L’alternativa sì – no, ossia la mancanza di un ventaglio di alternative, consente solo una geolocalizzazione del voto, da confrontare con i dati sociali e in qualche caso reddituali delle aree geografiche dei singoli seggi e permetterà forse di considerare la composizione sociale dei votanti dell’una e dell’altra parte.

Non sono certo io un esperto di analisi del voto ma mi faccio qualche domanda, lasciando agli esperti la risposta: l’aver votato no è conseguenza di un atteggiamento genericamente conservatore? È prevalso invece il desiderio per chi vota no di mandare a casa il Governo e Renzi in particolare, pur essendo presente che votando no si va incontro all’incognita di nuove elezioni? Evento che qualcuno paventa per il rischio di un governo Grillino? La famosa “accozzaglia” renziana ricorda da lontano e in maniera fortunatamente violenta solo a parole gli “opposti estremismi” di sessantottina memoria.

Quelli che votano sono divisi in due categorie: chi desidera un cambiamento e contemporaneamente approva la politica di Renzi e chi invece vota quasi esclusivamente perché teme l’instabilità. Quest’ultimo non è un atteggiamento conservatore? Quanti appartengono rispettivamente alle due categorie?

Quanto peseranno i non voti degli “astensionisti concettuali” come Fabrizio Barca? Da che parte mettiamo i voti di chi non va alle urne per protesta contro un quesito referendario pasticciato e confuso che sembra fatto apposta per allontanare il voto di testa e non di pancia?

L’analisi dei risultati ci darà delle risposte?

Un caso a parte è costituito da M5s. I pasticci della sindaca romana e le disavventure palermitane non sembra scuotano l’elettorato della capitale ma Roma è un caso speciale. Dopo lo scandalo di Mafia capitale e le rivelazioni non tanto sorprendenti di Carminati sull’esistenza di un “mondo di mezzo”, la società civile romana, quella che del mondo di mezzo non ha voluto far parte, si tira talmente indietro da rendere quasi impossibile la composizione di una Giunta presentabile. Ho forti dubbi che il tentativo di Renzi di pescare nell’elettorato grillino autodescrivendosi come nemico della “casta” abbia successo. Il coinvolgimento del Pd in Mafia capitale e la pessima figura fatta nella vicenda del sindaco Marino non sono un buon viatico.

Sarà interessante vedere come voterà Milano.

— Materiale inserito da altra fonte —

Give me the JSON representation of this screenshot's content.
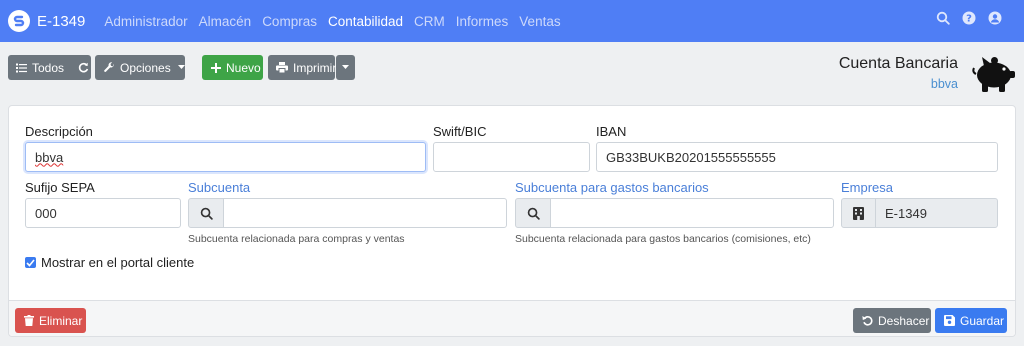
{
  "app": {
    "title": "E-1349"
  },
  "nav": {
    "items": [
      {
        "label": "Administrador",
        "active": false
      },
      {
        "label": "Almacén",
        "active": false
      },
      {
        "label": "Compras",
        "active": false
      },
      {
        "label": "Contabilidad",
        "active": true
      },
      {
        "label": "CRM",
        "active": false
      },
      {
        "label": "Informes",
        "active": false
      },
      {
        "label": "Ventas",
        "active": false
      }
    ],
    "icons": [
      "search-icon",
      "help-icon",
      "user-icon"
    ]
  },
  "toolbar": {
    "todos_label": "Todos",
    "opciones_label": "Opciones",
    "nuevo_label": "Nuevo",
    "imprimir_label": "Imprimir"
  },
  "header": {
    "title": "Cuenta Bancaria",
    "subtitle": "bbva"
  },
  "form": {
    "descripcion": {
      "label": "Descripción",
      "value": "bbva"
    },
    "swift": {
      "label": "Swift/BIC",
      "value": ""
    },
    "iban": {
      "label": "IBAN",
      "value": "GB33BUKB20201555555555"
    },
    "sufijo": {
      "label": "Sufijo SEPA",
      "value": "000"
    },
    "subcuenta": {
      "label": "Subcuenta",
      "value": "",
      "help": "Subcuenta relacionada para compras y ventas"
    },
    "subcuenta_gastos": {
      "label": "Subcuenta para gastos bancarios",
      "value": "",
      "help": "Subcuenta relacionada para gastos bancarios (comisiones, etc)"
    },
    "empresa": {
      "label": "Empresa",
      "value": "E-1349"
    },
    "portal": {
      "label": "Mostrar en el portal cliente",
      "checked": true
    }
  },
  "footer": {
    "eliminar_label": "Eliminar",
    "deshacer_label": "Deshacer",
    "guardar_label": "Guardar"
  },
  "colors": {
    "navbar": "#4f7ef5",
    "primary": "#3a7bf0",
    "success": "#3ea447",
    "danger": "#d9534f",
    "secondary": "#6c757d"
  }
}
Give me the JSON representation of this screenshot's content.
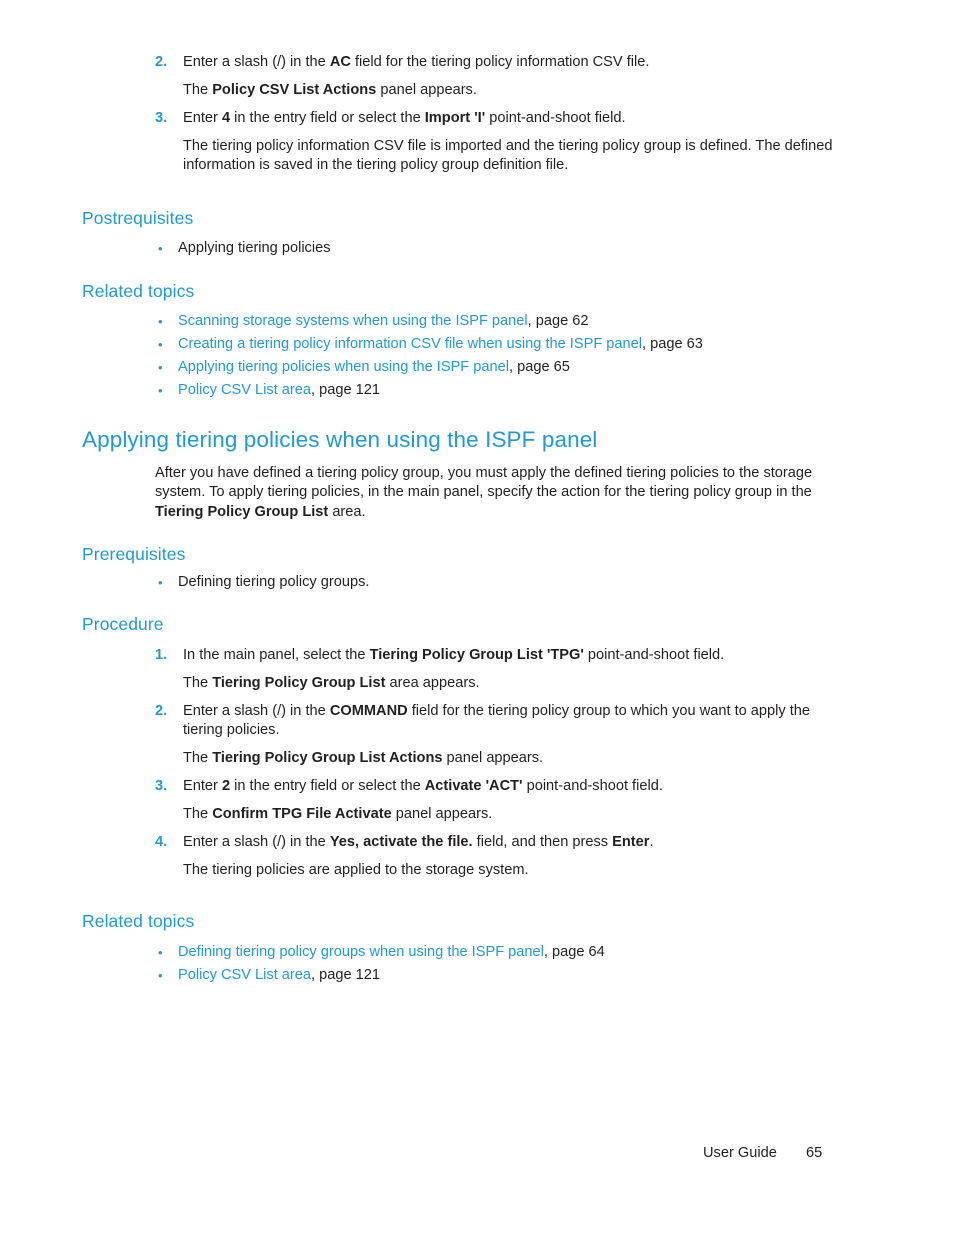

A Milano l’elettorato di sinistra sembra non aver digerito bene il Renzi rottamatore, autoreferenziale e arrogante. La dirigenza locale non ha trovato un suo ruolo distintivo in città, i Cinque Stelle non sono una forza di peso, Grillo non ha mai guardato a Milano. L’analisi del voto milanese forse ci dirà se questa città e la sua vivace e pragmatica società potranno essere il laboratorio di un sinistra-centrosinistra che faccia onore alla tradizione riformista locale, quella che pensa ai deboli dopo, ma molto dopo, aver pensato agli affari. Un esempio di nuova politica? Non ho mai amato questa espressione, Milano esempio per altri, ma questa volta la uso volentieri.